Van Spanje weet ik niet veel af. Een afschuwelijke anecdote is me uit mijn lectuur bijgebleven. Ze werd door ik weet niet welke Franse schrijver uit de vorige eeuw - was het Hugo, was het Gautier? - aangewend om de tragi-komische grandezza van dat land te kenmerken. De auteur vertelt dat in een grote Spaanse familie een tienjarig jongetje een hysterische bui krijgt en aan zijn moeder zegt dat hij de pudenda van zijn tante wil zien. De eerste reactie is natuurlijk dat de knaap door de duivel bezeten is, maar de aanval groeit tot een catastrofale climax met stuiptrekkingen en onmenselijk gehuil, en de twee vrouwen, de moeder en de tante, bekijken mekaar zwijgend. Ten slotte vraagt de moeder aan de tante of zij een toekomstige grande wil zien ondergaan in waanzin. De tante neemt de belhamel bij de hand en verlaat statig de kamer, gelijk een martelares die naar de leeuwen in de arena schrijdt.
Ik heb doorgaans geen last van sexuele obsessies en vermijd wat er aanleiding toe kan geven, hetgeen in deze stad geen kleine onderneming mag heten. Maar het gebeurt me wel dat, om onverklaarbare redenen - ik raadpleeg geen psychiaters en weet dus niet hoe dit uit te leggen - een of ander vervelend beeld mij achtervolgt, net alsof ik een onervaren, nieuwsgierige puber ben. Van het moment af dat Carmen mij met haar starre, harde ogen begon te onderzoeken, identificeerde ik haar met de sombere heldin van mijn Spaanse anecdote. Het moet ook hebben samengehangen met haar hele allure, met dat mengesel van deferentie en uitdaging waarmee ze me als man behandelde.

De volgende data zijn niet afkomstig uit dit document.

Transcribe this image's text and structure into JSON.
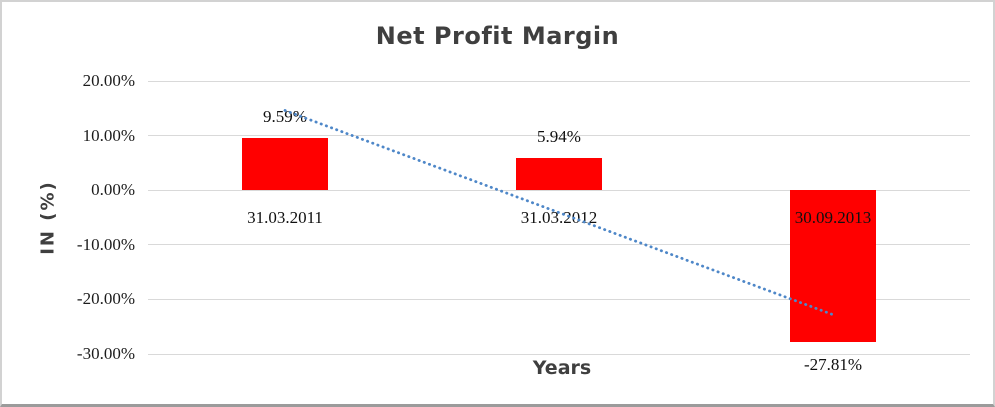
{
  "chart_data": {
    "type": "bar",
    "title": "Net Profit Margin",
    "xlabel": "Years",
    "ylabel": "IN (%)",
    "categories": [
      "31.03.2011",
      "31.03.2012",
      "30.09.2013"
    ],
    "values": [
      9.59,
      5.94,
      -27.81
    ],
    "data_labels": [
      "9.59%",
      "5.94%",
      "-27.81%"
    ],
    "y_tick_labels": [
      "20.00%",
      "10.00%",
      "0.00%",
      "-10.00%",
      "-20.00%",
      "-30.00%"
    ],
    "y_tick_values": [
      20,
      10,
      0,
      -10,
      -20,
      -30
    ],
    "ylim": [
      -30,
      20
    ],
    "grid": true,
    "legend": false,
    "bar_color": "#ff0000",
    "label_color": "#101010",
    "axis_text_color": "#3f3f3f",
    "gridline_color": "#d9d9d9",
    "trendline": {
      "style": "dotted",
      "color": "#4e87c8",
      "from_value": 14.6,
      "to_value": -22.8
    }
  }
}
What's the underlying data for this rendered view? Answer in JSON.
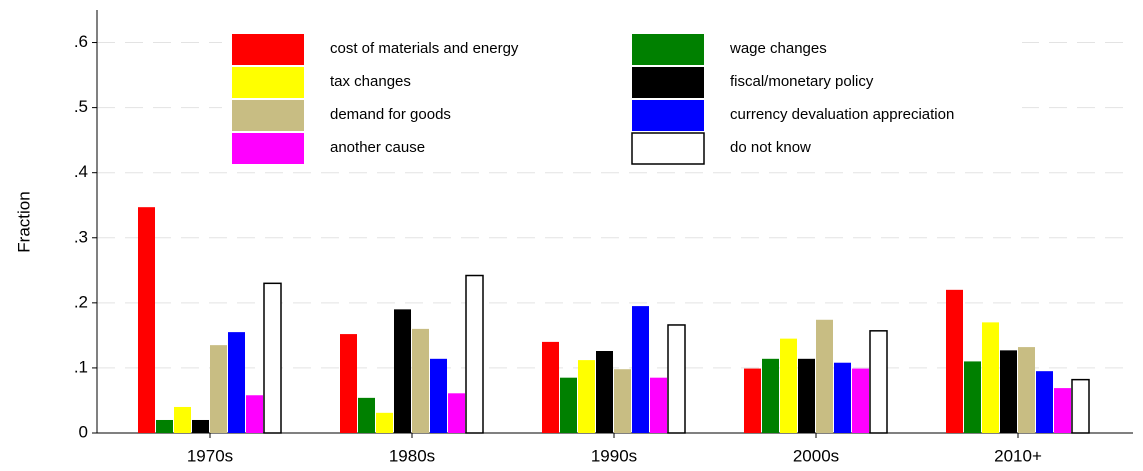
{
  "chart_data": {
    "type": "bar",
    "y_label": "Fraction",
    "categories": [
      "1970s",
      "1980s",
      "1990s",
      "2000s",
      "2010+"
    ],
    "series": [
      {
        "name": "cost of materials and energy",
        "color": "#ff0000",
        "values": [
          0.347,
          0.152,
          0.14,
          0.099,
          0.22
        ]
      },
      {
        "name": "wage changes",
        "color": "#008000",
        "values": [
          0.02,
          0.054,
          0.085,
          0.114,
          0.11
        ]
      },
      {
        "name": "tax changes",
        "color": "#ffff00",
        "values": [
          0.04,
          0.031,
          0.112,
          0.145,
          0.17
        ]
      },
      {
        "name": "fiscal/monetary policy",
        "color": "#000000",
        "values": [
          0.02,
          0.19,
          0.126,
          0.114,
          0.127
        ]
      },
      {
        "name": "demand for goods",
        "color": "#c8bd83",
        "values": [
          0.135,
          0.16,
          0.098,
          0.174,
          0.132
        ]
      },
      {
        "name": "currency devaluation appreciation",
        "color": "#0000ff",
        "values": [
          0.155,
          0.114,
          0.195,
          0.108,
          0.095
        ]
      },
      {
        "name": "another cause",
        "color": "#ff00ff",
        "values": [
          0.058,
          0.061,
          0.085,
          0.099,
          0.069
        ]
      },
      {
        "name": "do not know",
        "color": "#ffffff",
        "values": [
          0.23,
          0.242,
          0.166,
          0.157,
          0.082
        ]
      }
    ],
    "ylim": [
      0,
      0.65
    ],
    "yticks": [
      0,
      {
        "value": 0.1,
        "label": ".1"
      },
      {
        "value": 0.2,
        "label": ".2"
      },
      {
        "value": 0.3,
        "label": ".3"
      },
      {
        "value": 0.4,
        "label": ".4"
      },
      {
        "value": 0.5,
        "label": ".5"
      },
      {
        "value": 0.6,
        "label": ".6"
      }
    ],
    "grid": true,
    "legend_position": "top"
  }
}
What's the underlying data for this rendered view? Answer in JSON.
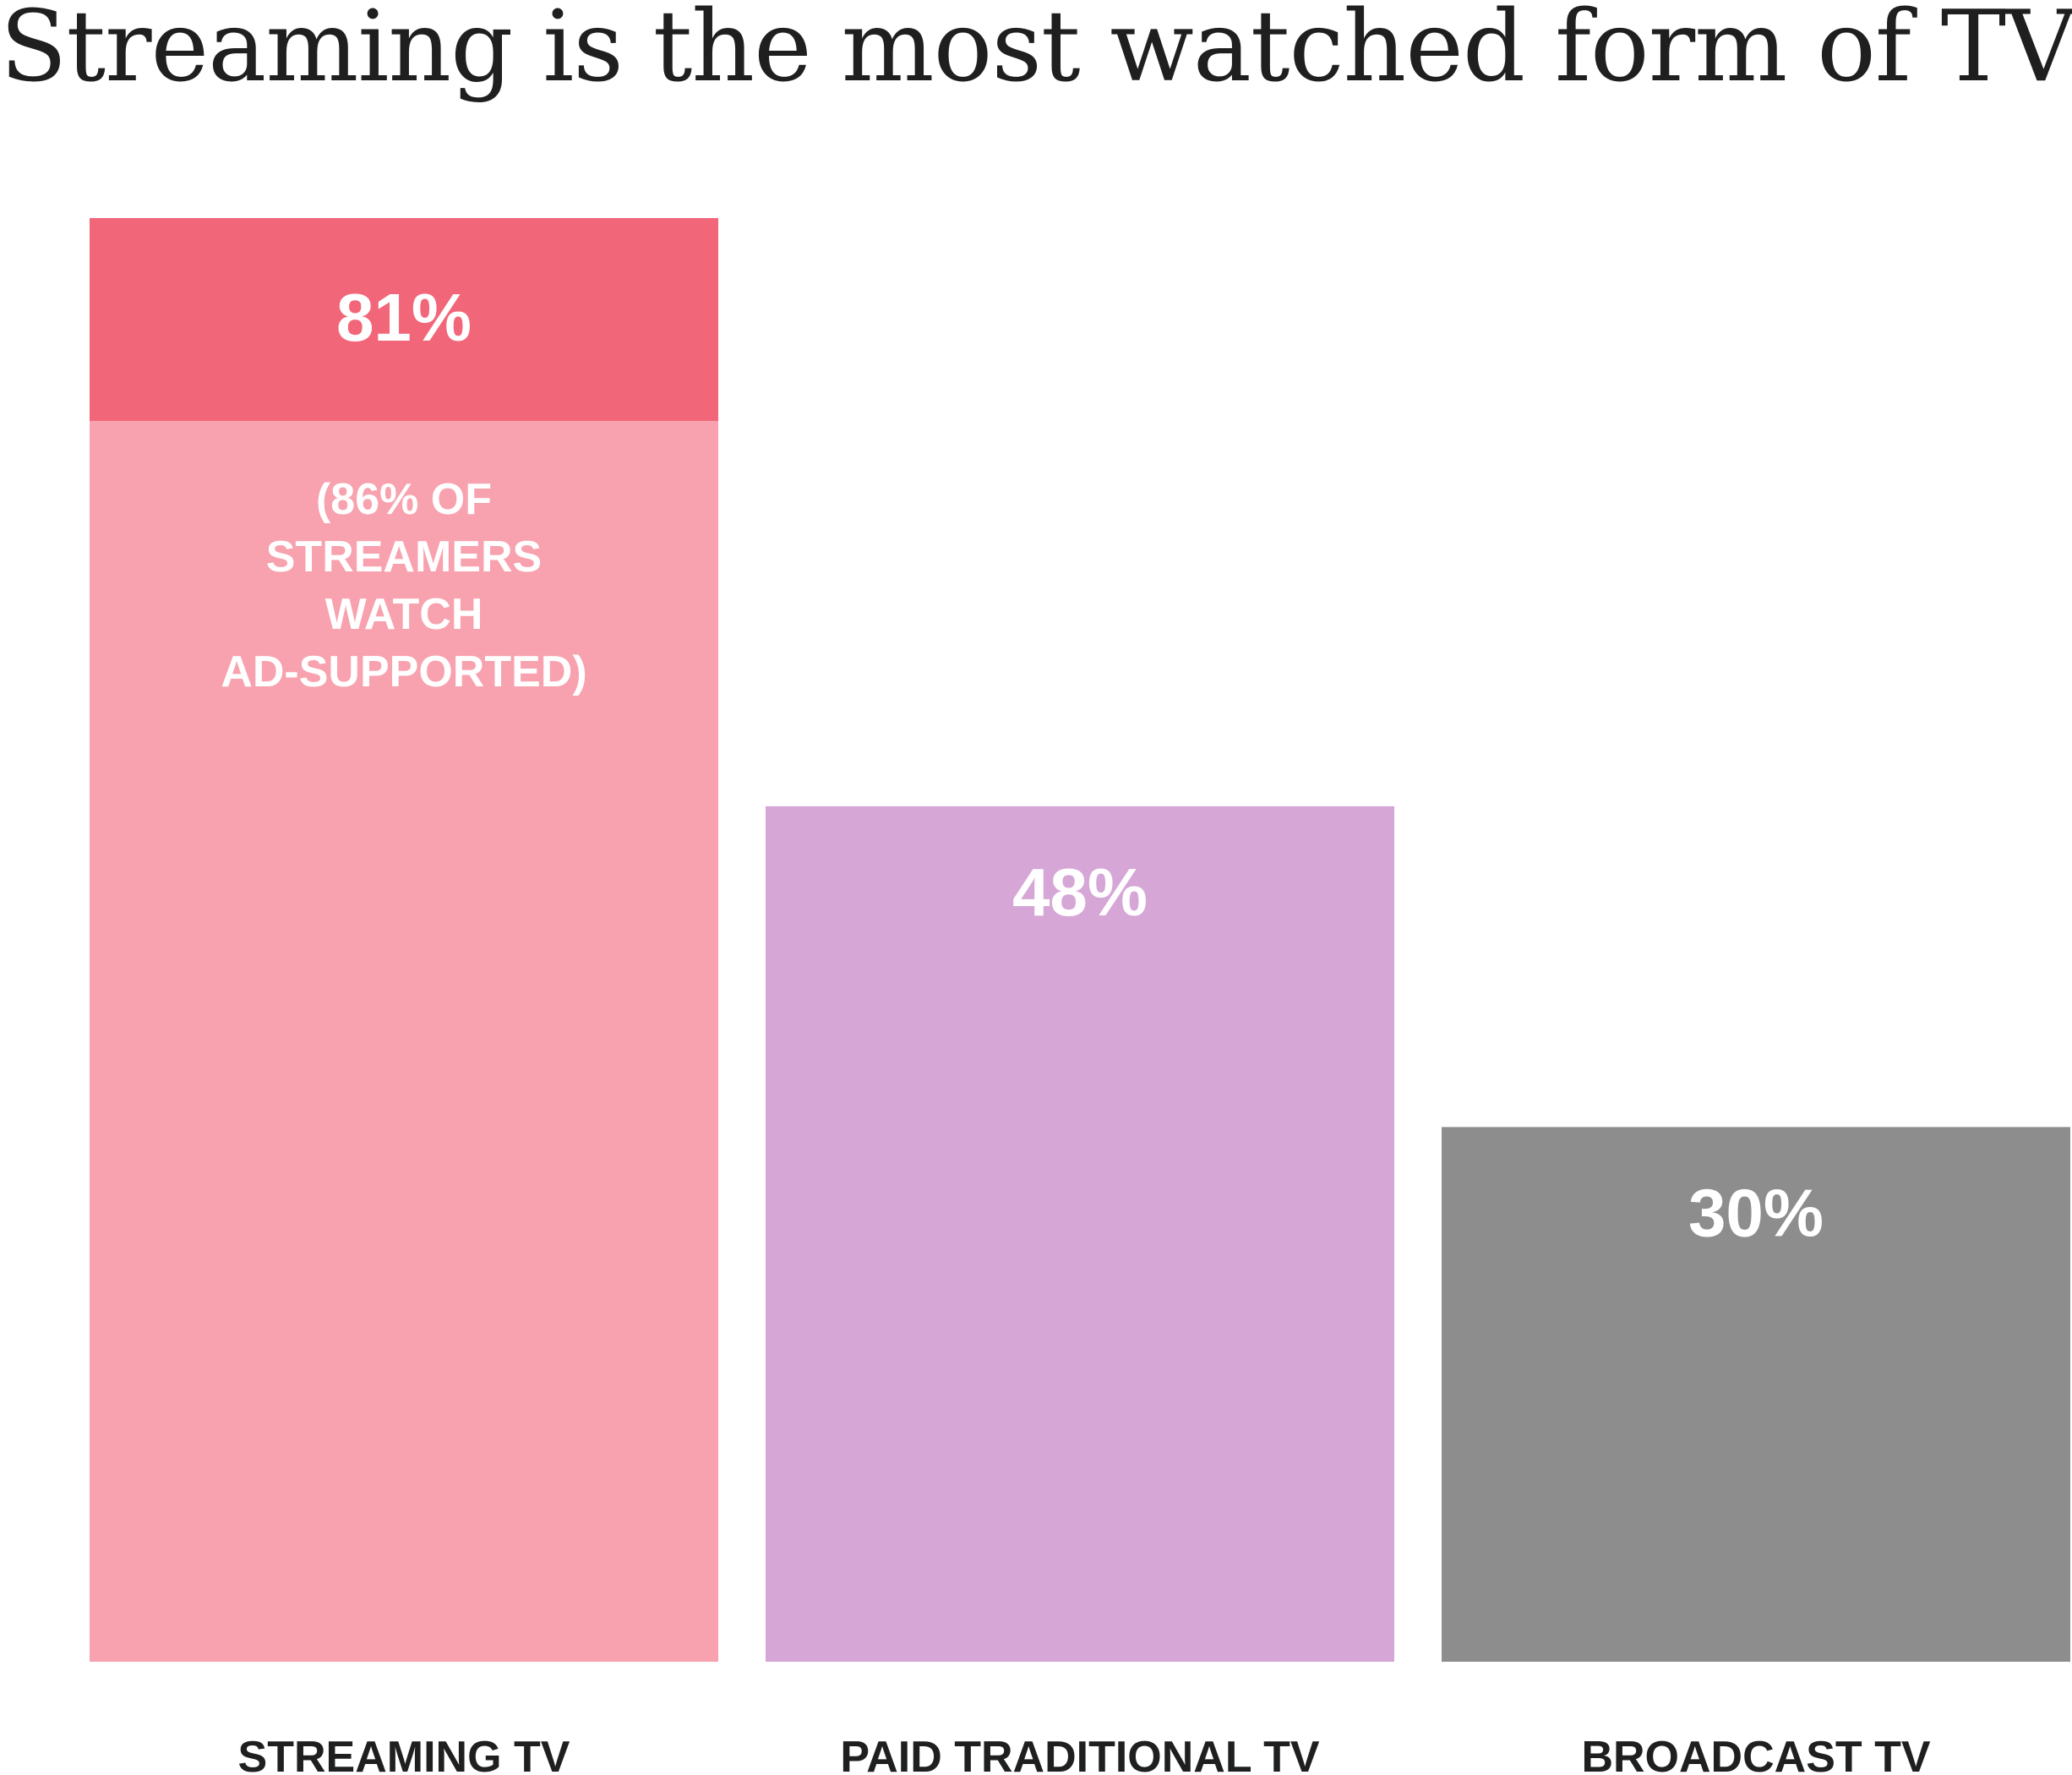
{
  "chart_data": {
    "type": "bar",
    "title": "Streaming is the most watched form of TV",
    "categories": [
      "STREAMING TV",
      "PAID TRADITIONAL TV",
      "BROADCAST TV"
    ],
    "values": [
      81,
      48,
      30
    ],
    "value_labels": [
      "81%",
      "48%",
      "30%"
    ],
    "unit": "%",
    "ylim": [
      0,
      81
    ],
    "grid": false,
    "legend": "none",
    "annotations": [
      {
        "category": "STREAMING TV",
        "value": 86,
        "lines": [
          "(86% OF",
          "STREAMERS",
          "WATCH",
          "AD-SUPPORTED)"
        ]
      }
    ],
    "colors": {
      "streaming_highlight": "#f26679",
      "streaming": "#f7a2ae",
      "paid_traditional": "#d6a6d7",
      "broadcast": "#8d8d8d",
      "label_on_bar": "#ffffff",
      "axis_text": "#1f1f1f"
    }
  }
}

Ik voelde me met de minuut onbehaaglijker in dit milieu, waar mijn aanwezigheid geen ernstige of normale reden had, en dacht met ergernis aan mijn gemiste vrijdagse séance. Ik kwam tot het besluit dat ik het nog een kwartier zou volhouden en vroeg, om de aandacht van mezelf af te leiden en op een goede noot weg te kunnen gaan, opnieuw aan de slungel of hij iets studeerde en of hij omgang had met zijn landgenoten? Carmen nam met trots het woord om te verklaren dat haar zoon lid was van de Iberische club die wekelijks vergaderde, en waarvan allerlei interessante lui van Spaanse origine deel uitmaakten. Een select gezelschap. Ik gaf enkele platitudes ten beste over de noodzakelijkheid in Amerika de banden met het oude vaderland te behouden. Toen viel het Carmen in dat die avond de wekelijkse samenkomst plaatshad, maar, gezien mijn bezoek, was er geen sprake van dat José er heen zou gaan. Dadelijk klampte ik mij aan deze reddingsgordel vast. José moest er naar toe, zei ik, en ik
| |
| |
zou dadelijk vertrekken. Ik waagde zelfs het flauwe grapje dat ik zonder chaperon niet alleen met Carmen kon blijven.
Geheel onwetend liep ik echter in mijn verderf, want Mevrouw Ramirez kreeg een gelukkige inval; zo noemde zij het althans. Zij suggereerde dat ik, aangezien ik haar zoon zulk een goed hart toedroeg en in zijn leven - ook na kantoor - belang stelde, hem zou vergezellen en zien hoe gezellig het toeging in de Iberische club. Wat was er die dag te doen? vroeg Carmen. Er stonden films op het programma, antwoordde José. Eens uit de klauwen van Carmen, hoopte ik spoedig mijn vrijheid te herwinnen; maar alras bleek dat het naar het clublokaal maar een honderd stappen ver was, en José, die licht hinkend naast me liep, gaf me geen kans om te ontsnappen. Ik schikte mij er in een aantal onnozele toeristische filmpjes te zien met stierengevechten, de processie van Sevilla en de onvermijdelijke flamenco-dansen. Tijdens de pauze kon ik dan zonder hinder verdwijnen, en José verder aan zijn nostalgische genoegens overlaten.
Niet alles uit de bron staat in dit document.